Union workers want a job-security clause in their new contract because they believe the company wants to send their jobs overseas. Avaya spokesman Scott Horne said Thursday, “There is no plan to do that.”
Avaya has about 2,800 CWA union employees working at Avaya offices around the country, with the highest number in Colorado, said Suzie Miller, CWA Local 7777 president in Englewood.
Avaya laid off about 80 workers in Denver in February and March.
“The company is pushing us to go out on strike. We don’t want to,” said Brook Harned, a call- center technician at the Highlands Ranch office whose husband is also an Avaya employee. “I’m afraid of it.”
Workers will find out today if an earlier vote for a strike authorization was approved, Minshall said.

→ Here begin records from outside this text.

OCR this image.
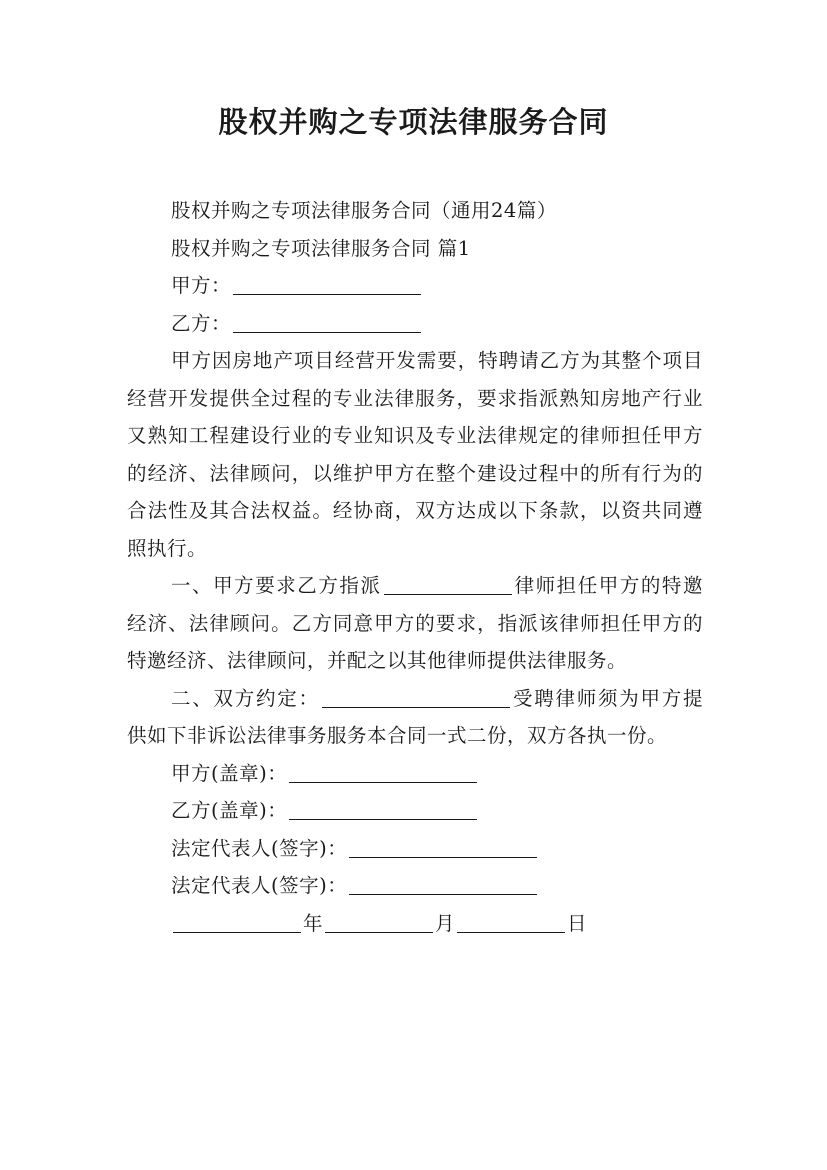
股权并购之专项法律服务合同

股权并购之专项法律服务合同（通用24篇）

股权并购之专项法律服务合同 篇1

甲方：

乙方：

甲方因房地产项目经营开发需要，特聘请乙方为其整个项目经营开发提供全过程的专业法律服务，要求指派熟知房地产行业又熟知工程建设行业的专业知识及专业法律规定的律师担任甲方的经济、法律顾问，以维护甲方在整个建设过程中的所有行为的合法性及其合法权益。经协商，双方达成以下条款，以资共同遵照执行。

一、甲方要求乙方指派	律师担任甲方的特邀经济、法律顾问。乙方同意甲方的要求，指派该律师担任甲方的特邀经济、法律顾问，并配之以其他律师提供法律服务。

二、双方约定：	受聘律师须为甲方提供如下非诉讼法律事务服务本合同一式二份，双方各执一份。

甲方(盖章)：

乙方(盖章)：

法定代表人(签字)：

法定代表人(签字)：

年	月	日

Such a vote is often used as a negotiating tactic, he said.
“I voted to strike. I’m very much supportive of protecting my job and benefits and the way of life I’ve grown accustomed to,” said John McKinney, a systems-support specialist from Littleton who works at the Highlands Ranch office.
“They’re outsourcing all our jobs overseas,” said Dawn Barraco, a union organizer who said she has worked for Avaya and its predecessors, Lucent Technologies and AT&T, for more than 25 years.
“If provoked, we will strike,” said Barraco. “The strategy is to get a contract.”
Miller said contract negotiations going on in Washington, D.C., “have pretty much fallen apart” on the job-security issue.
CWA union workers at other companies such as Denver- based telecommunication company Qwest have job-security clauses in their contracts, Miller said.
Avaya’s Horne declined to say how negotiations are going.
“We’re at the table and having negotiations, and we plan to conclude and reach an agreement,” Horne said.
About 300 International Brotherhood of Electric Workers around the country – but none in Denver – also are negotiating a new contract for May 27.
Avaya has a total of about 2,500 workers in Colorado, including nonunion research-and- development workers, software engineers and managers, Horne said. Union workers do technical support and install and repair equipment.